Filmini izleyeceğim, romanı sevdim üstelik filminde Meryl Streep oynamış. Daha ne olsun!



Cerrah: Ayy bu nasıl kanlı, cerahatli, neşterli irinli bir kitaptı anlatamam.

Kitabın kapağı ve arkasını gördüğümde okudukça tırsarım, kapılar kilitli mi diye kontrol ederim, kısaca kendi götümden korkarım sanmıştım ama daha ziyade bir dönem ameliyathanede yaşamışım gibi hissettim.

Tess Gerritsen bacımız meğerse John Grisham'ın tıpçı versiyonuymuş. Çok bayıldım diyemem ama kesinlikle sıkıldım da diyemem, merak ettiren bir kitap. Şahsen John Grisham romanlarını severim, bunun tıp versiyonunu okumak isterseniz bu kitabı tavsiye ederim. Ben de başkaca kitaplarını okumayı planlıyorum Tess Gerritsen'in.



Dolores Claiborne: Şimdi size bir utancımdan bahsedeceğim: bu okuduğum ilk Stephan King romanıydı. 

Ama ne kitap, bayıldım, çok sevdim, okurken sevdiğim bir yemeği yiyormuşçasına zevk aldım (bir  oburun zevk tarifi). Anladığım kadarıyla yazarın normal tarzından biraz farklı tarzdaymış bu roman. 

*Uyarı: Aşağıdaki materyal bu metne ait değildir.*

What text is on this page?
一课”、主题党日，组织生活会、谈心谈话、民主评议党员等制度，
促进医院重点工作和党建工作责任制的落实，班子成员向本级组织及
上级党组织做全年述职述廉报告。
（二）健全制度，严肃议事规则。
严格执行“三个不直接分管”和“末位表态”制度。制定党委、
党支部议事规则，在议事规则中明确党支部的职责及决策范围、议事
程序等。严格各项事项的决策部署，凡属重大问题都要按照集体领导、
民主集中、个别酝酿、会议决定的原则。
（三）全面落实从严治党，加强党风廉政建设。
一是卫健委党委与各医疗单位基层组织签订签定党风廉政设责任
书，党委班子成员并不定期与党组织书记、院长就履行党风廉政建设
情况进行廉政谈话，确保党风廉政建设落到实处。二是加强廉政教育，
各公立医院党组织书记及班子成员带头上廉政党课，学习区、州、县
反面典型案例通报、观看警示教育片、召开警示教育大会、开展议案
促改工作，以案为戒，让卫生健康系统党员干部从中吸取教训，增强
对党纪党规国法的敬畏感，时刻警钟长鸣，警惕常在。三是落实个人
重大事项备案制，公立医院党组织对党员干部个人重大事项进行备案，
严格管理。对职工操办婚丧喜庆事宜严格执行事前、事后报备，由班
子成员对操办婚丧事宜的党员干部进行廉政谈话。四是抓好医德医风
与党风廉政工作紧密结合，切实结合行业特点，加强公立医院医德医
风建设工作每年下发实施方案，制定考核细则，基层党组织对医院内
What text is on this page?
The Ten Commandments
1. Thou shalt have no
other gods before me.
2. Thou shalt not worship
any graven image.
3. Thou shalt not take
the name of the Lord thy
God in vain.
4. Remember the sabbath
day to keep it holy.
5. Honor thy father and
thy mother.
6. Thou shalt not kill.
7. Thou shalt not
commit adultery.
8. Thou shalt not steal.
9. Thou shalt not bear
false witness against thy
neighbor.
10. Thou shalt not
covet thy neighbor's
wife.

Anlatılan olay çok çok sürükleyiciydi.Gece yatakta gözler kapanırken "hadi 2 sayfa daha" diye insanı uyanık kalmaya zorlayan kitaplardandı. Bunun yanı sıra karakterler çok çok güzel işlenmişti. Durum, karakter ve olay tasvirlerine ayrı ayrı hayran kalarak, bazen yüksek sesle gülerek okuyup bitirdim. 

Vera ve Dolores'in yapış yapış olmayan dostluklarını ve akıl yarıştırmalarını çok zevkle okudum. 

Kısaca insan boşuna Stephan King olmuyormuş o kadar. Bir sonraki D&R siparişimde bir Stephan King kesinlikle olacak. Dolores Claiborne'u da çok ama çok tavsiye ederim.


Dokuz Günlük Kraliçe: 5 yıl önce herkesler okurken "ayy ben kralıçalı kitap mı okuycağ mışımm daha neler" diye hava yaparken geldiğim noktada her kitap siparişimde bir ya da iki kraliçeli kitap bulunuyor ve bu sayı gitgide artıyor. 

Bu kitap Leydi Jane Grey hakkındaydı. Kendisi bizim 8. Henri'nin bacısı Mary Tudor'ın torunu olan Frances Brandon'ın büyük kızı. Yani kısaca 8. Henri bu kızcağızın annesinin dayısı oluyor.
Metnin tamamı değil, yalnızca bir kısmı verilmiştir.